In case you’ve been living under a rock (or stay at arm’s length with pop culture), Sethi has had what we’d call a blockbuster year. His superhit track Pasoori (ft. Shae Gill), which released in February on the Pakistan-based international television franchise Coke Studio, is approaching 300 million views on YouTube. It also became the first Pakistani song to feature on Spotify's "Viral 50 - Global" chart, eventually climbing to the summit in May.
Not only has it been Gen-Z staple on TikTok and IG Reels (“Most of my [new song's] followers are between the ages of 18 and 23,” he tells me), the single scored another massive global win a few weeks back. It was featured on the fourth episode of the trailblazing superhero TV show, Ms. Marvel.
Narrating the story of Marvel Cinematic Universe’s first Muslim mainstream superhero, the six-episode show has received plaudits for its depiction of the India-Pakistan partition in 1947, following the colonial British rule.
“I went to a special Ms. Marvel screening in New York because I was invited by my friend Sharmeen Obaid Chinoy, who directed some of the episodes. I watched two episodes in a movie theatre and I was in tears,” Sethi shares.
In his own words, the show successfully avoided “surface level gesturing at the realms of South Asian life.” Instead, it focussed on subtleties and “philosophical engagement” through the trauma rooted in human history's largest mass migration.
“The site of pain can also be the site of power, that if you can connect with a kind of ancestral memory, if you can tap into it, it can be a source of enormous power, not just this kind of cosmetic and performative hashtag representation," he says.

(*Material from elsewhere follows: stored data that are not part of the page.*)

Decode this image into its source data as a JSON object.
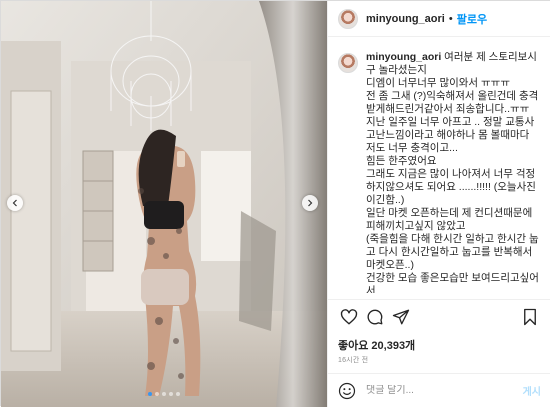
{
  "post": {
    "username": "minyoung_aori",
    "separator": "•",
    "follow_label": "팔로우",
    "caption_text": " 여러분 제 스토리보시구 놀라셨는지\n디엠이 너무너무 많이와서 ㅠㅠㅠ\n전 좀 그새 (?)익숙해져서 올린건데 충격받게해드린거같아서 죄송합니다..ㅠㅠ\n지난 일주일 너무 아프고 .. 정말 교통사고난느낌이라고 해야하나 몸 볼때마다 저도 너무 충격이고...\n힘든 한주였어요\n그래도 지금은 많이 나아져서 너무 걱정하지않으셔도 되어요 ......!!!!! (오늘사진이긴함..)\n일단 마켓 오픈하는데 제 컨디션때문에 피해끼치고싶지 않았고\n(죽을힘을 다해 한시간 일하고 한시간 눕고 다시 한시간일하고 눕고를 반복해서 마켓오픈..)\n건강한 모습 좋은모습만 보여드리고싶어서\n수술후에 했는데",
    "likes_label": "좋아요 20,393개",
    "time_label": "16시간 전",
    "comment_placeholder": "댓글 달기...",
    "post_button": "게시",
    "carousel": {
      "slide_count": 5,
      "active_index": 0
    }
  },
  "icons": {
    "like": "heart-icon",
    "comment": "comment-icon",
    "share": "share-icon",
    "save": "bookmark-icon",
    "emoji": "smiley-icon",
    "prev": "chevron-left-icon",
    "next": "chevron-right-icon"
  },
  "colors": {
    "accent": "#0095f6",
    "dot_active": "#3897f0"
  }
}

Given Sethi’s Harvard background and successful history as a former author, the conversation then cascades into more academic pastures as we discuss the meaning of success and how to follow it — erm — successfully. For the sake of avoiding Ms. Marvel spoilers though, I’ll spare you that dialogue.
But what I will tell you is that the man gets Toronto. For starters, he pronounces the name of the city better than most actors in The Man From Toronto.

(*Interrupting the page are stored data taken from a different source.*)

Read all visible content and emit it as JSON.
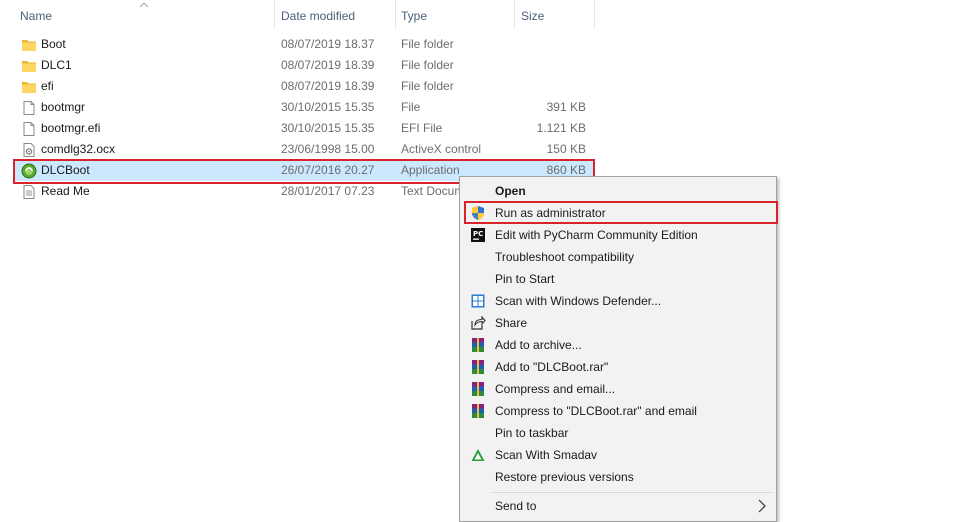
{
  "columns": {
    "name": "Name",
    "date": "Date modified",
    "type": "Type",
    "size": "Size"
  },
  "files": [
    {
      "name": "Boot",
      "date": "08/07/2019 18.37",
      "type": "File folder",
      "size": "",
      "icon": "folder-icon"
    },
    {
      "name": "DLC1",
      "date": "08/07/2019 18.39",
      "type": "File folder",
      "size": "",
      "icon": "folder-icon"
    },
    {
      "name": "efi",
      "date": "08/07/2019 18.39",
      "type": "File folder",
      "size": "",
      "icon": "folder-icon"
    },
    {
      "name": "bootmgr",
      "date": "30/10/2015 15.35",
      "type": "File",
      "size": "391 KB",
      "icon": "file-icon"
    },
    {
      "name": "bootmgr.efi",
      "date": "30/10/2015 15.35",
      "type": "EFI File",
      "size": "1.121 KB",
      "icon": "file-icon"
    },
    {
      "name": "comdlg32.ocx",
      "date": "23/06/1998 15.00",
      "type": "ActiveX control",
      "size": "150 KB",
      "icon": "activex-file-icon"
    },
    {
      "name": "DLCBoot",
      "date": "26/07/2016 20.27",
      "type": "Application",
      "size": "860 KB",
      "icon": "dlcboot-app-icon"
    },
    {
      "name": "Read Me",
      "date": "28/01/2017 07.23",
      "type": "Text Docum",
      "size": "",
      "icon": "text-document-icon"
    }
  ],
  "context_menu": {
    "items": [
      {
        "label": "Open",
        "icon": ""
      },
      {
        "label": "Run as administrator",
        "icon": "uac-shield-icon"
      },
      {
        "label": "Edit with PyCharm Community Edition",
        "icon": "pycharm-icon"
      },
      {
        "label": "Troubleshoot compatibility",
        "icon": ""
      },
      {
        "label": "Pin to Start",
        "icon": ""
      },
      {
        "label": "Scan with Windows Defender...",
        "icon": "windows-defender-icon"
      },
      {
        "label": "Share",
        "icon": "share-icon"
      },
      {
        "label": "Add to archive...",
        "icon": "winrar-icon"
      },
      {
        "label": "Add to \"DLCBoot.rar\"",
        "icon": "winrar-icon"
      },
      {
        "label": "Compress and email...",
        "icon": "winrar-icon"
      },
      {
        "label": "Compress to \"DLCBoot.rar\" and email",
        "icon": "winrar-icon"
      },
      {
        "label": "Pin to taskbar",
        "icon": ""
      },
      {
        "label": "Scan With Smadav",
        "icon": "smadav-icon"
      },
      {
        "label": "Restore previous versions",
        "icon": ""
      },
      {
        "label": "Send to",
        "icon": ""
      }
    ]
  },
  "colors": {
    "highlight_border": "#d8232a",
    "selection_bg": "#cce8ff",
    "folder": "#ffd561"
  }
}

“I love Toronto. I think it's a kinder, cozier, friendly, friendlier version of the very exciting and big bad city that I live in, which is New York City. I'm being facetious,” he laughs.

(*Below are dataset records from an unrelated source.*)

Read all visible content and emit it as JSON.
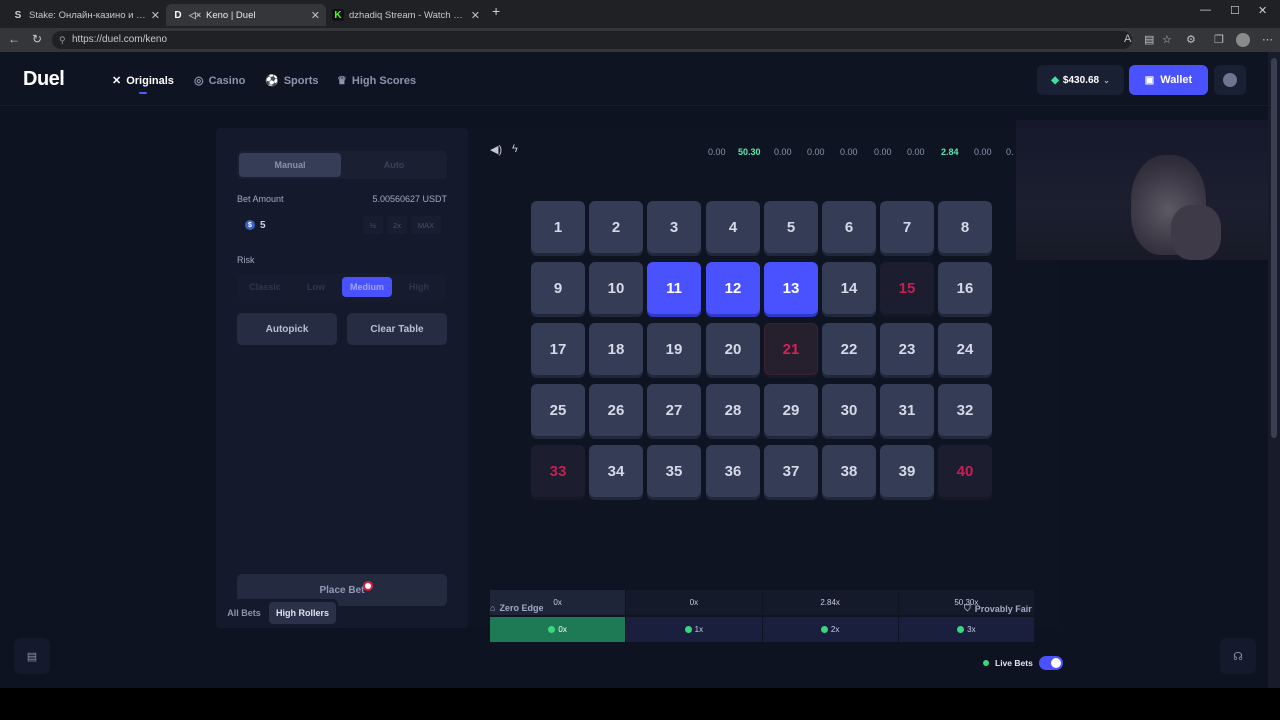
{
  "browser": {
    "tabs": [
      {
        "favicon": "S",
        "title": "Stake: Онлайн-казино и ставки на",
        "active": false
      },
      {
        "favicon": "D",
        "title": "Keno | Duel",
        "active": true
      },
      {
        "favicon": "K",
        "title": "dzhadiq Stream - Watch Live on K",
        "active": false
      }
    ],
    "new_tab": "+",
    "url": "https://duel.com/keno",
    "window_controls": [
      "—",
      "☐",
      "✕"
    ]
  },
  "site": {
    "logo": "Duel",
    "nav": [
      {
        "label": "Originals",
        "icon": "originals-icon",
        "active": true
      },
      {
        "label": "Casino",
        "icon": "casino-icon",
        "active": false
      },
      {
        "label": "Sports",
        "icon": "sports-icon",
        "active": false
      },
      {
        "label": "High Scores",
        "icon": "trophy-icon",
        "active": false
      }
    ],
    "balance": "$430.68",
    "wallet_label": "Wallet"
  },
  "controls": {
    "mode_manual": "Manual",
    "mode_auto": "Auto",
    "bet_amount_label": "Bet Amount",
    "bet_amount_usdt": "5.00560627 USDT",
    "bet_value": "5",
    "coin_symbol": "$",
    "half": "½",
    "double": "2x",
    "max": "MAX",
    "risk_label": "Risk",
    "risk_options": [
      "Classic",
      "Low",
      "Medium",
      "High"
    ],
    "risk_selected": "Medium",
    "autopick": "Autopick",
    "clear_table": "Clear Table",
    "place_bet": "Place Bet"
  },
  "history": [
    {
      "value": "0.00",
      "hit": false
    },
    {
      "value": "50.30",
      "hit": true
    },
    {
      "value": "0.00",
      "hit": false
    },
    {
      "value": "0.00",
      "hit": false
    },
    {
      "value": "0.00",
      "hit": false
    },
    {
      "value": "0.00",
      "hit": false
    },
    {
      "value": "0.00",
      "hit": false
    },
    {
      "value": "2.84",
      "hit": true
    },
    {
      "value": "0.00",
      "hit": false
    },
    {
      "value": "0.",
      "hit": false
    }
  ],
  "board": {
    "selected": [
      11,
      12,
      13
    ],
    "misses": [
      15,
      21,
      33,
      40
    ]
  },
  "payouts": {
    "multipliers": [
      "0x",
      "0x",
      "2.84x",
      "50.30x"
    ],
    "hits": [
      "0x",
      "1x",
      "2x",
      "3x"
    ]
  },
  "footer": {
    "zero_edge": "Zero Edge",
    "provably_fair": "Provably Fair",
    "tab_all": "All Bets",
    "tab_high": "High Rollers",
    "live_bets": "Live Bets"
  }
}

“The truth is that Toronto is its own place. I have lots of friends here, from way back – like my childhood in Pakistan. I know lots of musicians who live here. Many of my friends from the US have moved here. So, I find I have a lot of my people in the city, which makes it feel like home.”
And he sure gets it back from the GTA and its huge South Asian immigrant population. Both his concerts were sold out within 20 minutes of the tickets going live, one of the organizers tells me as we wait in the green room for Sethi to finish (it's not chaai tea!).
I ask Sethi about what constitutes a good cup of chaai for him and he replies in a typically articulate and philosophical manner.
“I studied music with Ustad Naseeruddin Sami (a legendary South Asian musician) for many years. One of the most wonderful lessons that he imparted to me over the years was ‘don't rely on words to express everything,'" he says.
“So, learn to also revel in the ineffable pleasures of life. And the perfect cup of chaai is one of those ineffable pleasures. There is no amount of wording that can convey to you what makes it what it is out there.”
And that my dear readers, is Ali Sethi for you -- the Harvard grad, the author, the superhit musician and a poetic lover of chaai.